Delayed effects are more unsettling. Nerve damage can appear days, months, or in rare cases even years after the injury. The mechanism involves scarring of the tissue surrounding nerves, which slowly tightens and compresses them over time. Low-voltage alternating current can also trigger spasms in blood vessels, potentially reducing blood flow to the brain and causing stroke-like symptoms well after the initial event.

Long-Term Psychological and Cognitive Effects

The aftermath of a significant electrical injury extends well beyond physical wounds. Studies show that as many as 78% of electrical injury survivors develop a diagnosable psychiatric condition. Depression and post-traumatic stress disorder are especially common, particularly among people who experienced the no-let-go phenomenon, where they were conscious but physically unable to release the source of current.

Cognitive deficits are also widely reported. Survivors frequently show measurable problems with verbal memory, attention, and executive functioning (the ability to plan, organize, and follow through on tasks). Other common long-term symptoms include chronic pain, headaches, poor coordination, tinnitus, insomnia, dizziness, and an understandable but persistent fear of electricity. These symptoms can last months or years, and they often aren’t visible to others, which can make recovery isolating.

Minor Shocks vs. Dangerous Ones

Not every shock is an emergency. A brief static discharge or a tiny zap from a light switch is uncomfortable but harmless. The current is too small and too brief to cause tissue damage. What separates a minor shock from a dangerous one comes down to a few factors: the voltage of the source, how long you were in contact, whether your skin was wet, and the path the current took through your body.

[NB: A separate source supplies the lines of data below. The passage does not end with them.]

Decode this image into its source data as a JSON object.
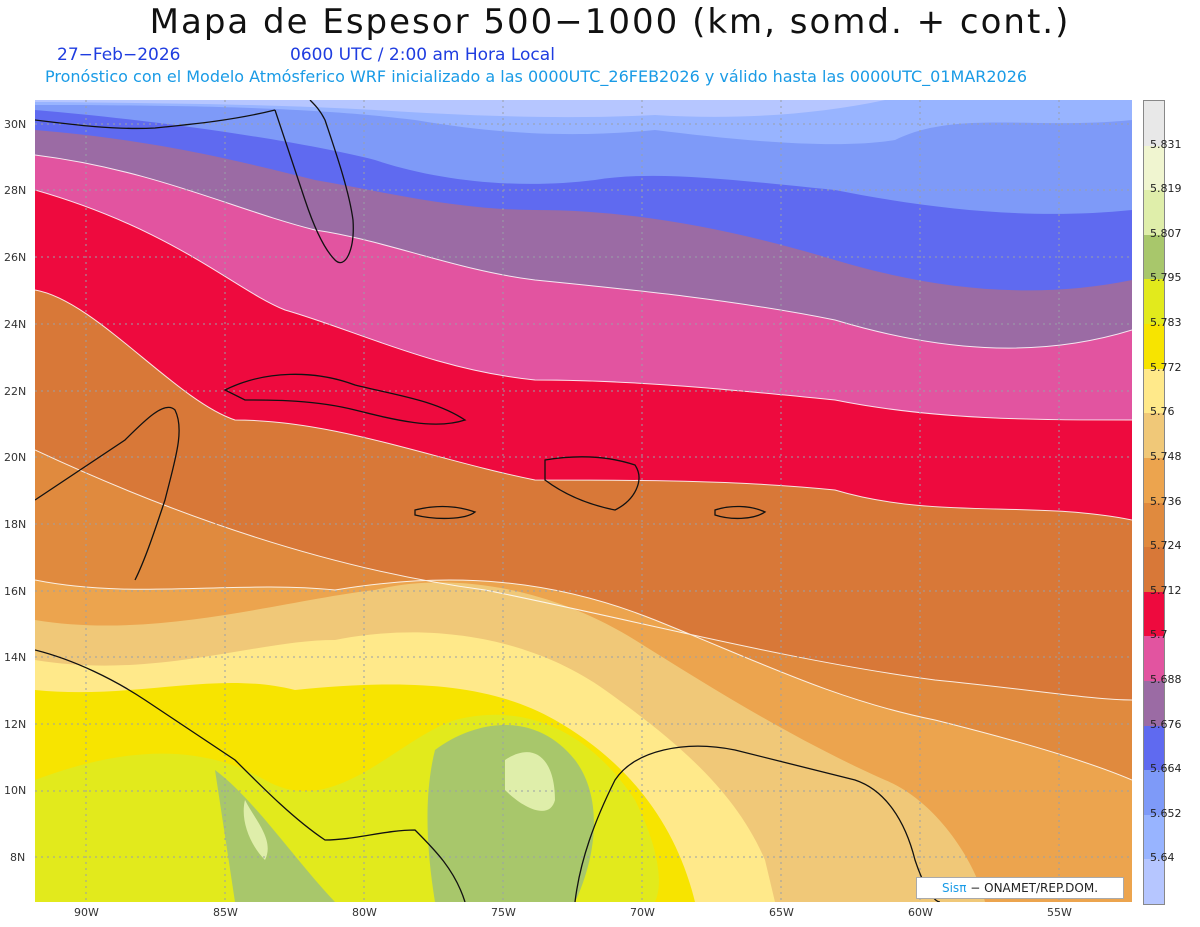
{
  "title": "Mapa de Espesor 500−1000 (km, somd. + cont.)",
  "date": "27−Feb−2026",
  "time": "0600 UTC / 2:00 am Hora Local",
  "model_line": "Pronóstico con el Modelo Atmósferico WRF inicializado a las 0000UTC_26FEB2026 y válido hasta las  0000UTC_01MAR2026",
  "lat_ticks": [
    "30N",
    "28N",
    "26N",
    "24N",
    "22N",
    "20N",
    "18N",
    "16N",
    "14N",
    "12N",
    "10N",
    "8N"
  ],
  "lon_ticks": [
    "90W",
    "85W",
    "80W",
    "75W",
    "70W",
    "65W",
    "60W",
    "55W"
  ],
  "colorbar": {
    "labels": [
      "5.831",
      "5.819",
      "5.807",
      "5.795",
      "5.783",
      "5.772",
      "5.76",
      "5.748",
      "5.736",
      "5.724",
      "5.712",
      "5.7",
      "5.688",
      "5.676",
      "5.664",
      "5.652",
      "5.64"
    ],
    "colors": [
      "#e8e8e8",
      "#f0f5d0",
      "#dfeeaa",
      "#a8c76b",
      "#e2ea1c",
      "#f7e400",
      "#ffe98a",
      "#f0c878",
      "#eca44e",
      "#e08a3e",
      "#d87838",
      "#ee0a3e",
      "#e254a0",
      "#9b6ba4",
      "#5f6af0",
      "#7e9af8",
      "#98b4ff",
      "#b6c6ff"
    ]
  },
  "credit": {
    "sis": "Sisπ",
    "text": "− ONAMET/REP.DOM."
  }
}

Warning signs that a shock was more serious than it felt include any loss of consciousness (even momentary), visible burns or marks on the skin, chest pain or a sensation of your heart racing or skipping, muscle pain or cramping that develops afterward, numbness or tingling that doesn’t resolve quickly, or confusion and difficulty thinking clearly. Even low-voltage household current can cause internal injuries that aren’t immediately obvious, and the absence of visible burns on your skin does not rule out significant damage underneath.